There are many people that go to their doctor when they have a health issue. The doctor will diagnose the problem and will usually write a prescription that needs to be followed in order to feel better. You can use this analogy when you approach your financial planner for a solution to your financial problems.
An experienced financial planner will prepare a plan for you to help achieve your goals. They can do this by assessing your cash flow, liability and assets as well as possible contingencies and goals. Here are a few dangers that you need to be aware of when it comes to your financial success.
Review and Implementation
This is the number one place that many financial plans fail. When the planner doesn’t follow up, this means that implementation may never have a chance to begin. You run the risk of non-implementation when you ask for the financial plan but don’t use your planner with its execution.
An in depth review of your financial plan at least once a year is a good idea. Much of financial planning is based on assumptions, so checking and reviewing the performance of your portfolio is essential.
Unfortunately, you are your own worst enemy when it comes to the success of your financial plan. You lose focus when you get stressed, peer pressure and everything else going on in your life that can take much of your attention. There are many investors that make poor investment decisions because they let their emotions get in the way of their good judgment and it becomes a major factor in denying them the ability to achieve their financial goals.

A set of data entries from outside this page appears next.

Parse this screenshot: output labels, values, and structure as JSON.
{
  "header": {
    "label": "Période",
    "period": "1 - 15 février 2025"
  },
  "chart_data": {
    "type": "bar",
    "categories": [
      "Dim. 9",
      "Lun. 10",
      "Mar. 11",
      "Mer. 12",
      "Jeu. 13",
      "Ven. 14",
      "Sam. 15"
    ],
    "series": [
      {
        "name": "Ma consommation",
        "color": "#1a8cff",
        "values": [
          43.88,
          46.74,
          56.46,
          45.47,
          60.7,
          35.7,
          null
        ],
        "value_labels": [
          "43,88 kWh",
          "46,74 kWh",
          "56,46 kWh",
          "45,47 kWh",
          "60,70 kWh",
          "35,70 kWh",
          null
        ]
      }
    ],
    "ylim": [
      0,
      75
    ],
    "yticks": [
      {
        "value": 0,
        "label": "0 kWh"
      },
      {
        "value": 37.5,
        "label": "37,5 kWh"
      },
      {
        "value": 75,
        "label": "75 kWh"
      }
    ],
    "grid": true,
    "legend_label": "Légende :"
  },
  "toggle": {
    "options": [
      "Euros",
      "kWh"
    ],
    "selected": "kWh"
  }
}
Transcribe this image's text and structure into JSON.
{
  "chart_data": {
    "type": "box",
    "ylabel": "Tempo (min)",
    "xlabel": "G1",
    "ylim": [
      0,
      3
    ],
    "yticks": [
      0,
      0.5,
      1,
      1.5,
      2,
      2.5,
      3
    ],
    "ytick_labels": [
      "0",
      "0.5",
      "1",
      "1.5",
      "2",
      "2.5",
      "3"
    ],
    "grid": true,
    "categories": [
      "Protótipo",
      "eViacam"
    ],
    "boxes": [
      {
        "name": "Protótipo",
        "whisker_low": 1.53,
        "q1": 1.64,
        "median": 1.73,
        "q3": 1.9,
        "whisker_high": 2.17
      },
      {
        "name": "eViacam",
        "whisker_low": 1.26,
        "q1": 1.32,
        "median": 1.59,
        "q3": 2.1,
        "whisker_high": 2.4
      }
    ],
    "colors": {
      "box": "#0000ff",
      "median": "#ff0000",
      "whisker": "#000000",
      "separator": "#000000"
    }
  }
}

Creating a long term financial plan takes a lot of effort, however, there are instances when you can make some short term moves that could backfire and blow up in your face and cost you a lot of money. Keeping your emotions in check is very important to your financial success. The best way is to make a plan and stick to it.
Contingencies and Emergency Plans
Your real life emergencies can be a lot bigger than what you may have expected when you created your original financial
plan. An example would be that most financial plans will cover an entire family’s projected medical bills. There can be circumstances where unforeseen medical bills outweigh the provisions. You’ll want to find a good balance because too many provisions can affect your portfolio returns.
Change your Lifestyle
When you make an upgrade to your lifestyle due to a sudden shift in income, in can be really hard to return to the old lifestyle that you had lived when you income starts to dwindle. If this happens your savings could take a hit and may cause your plan to go off track. This is why it’s important to stick to your budget. If there is any major change in your cash flow for any reason, you will need to rework your strategy and make it possible to achieve your financial goals.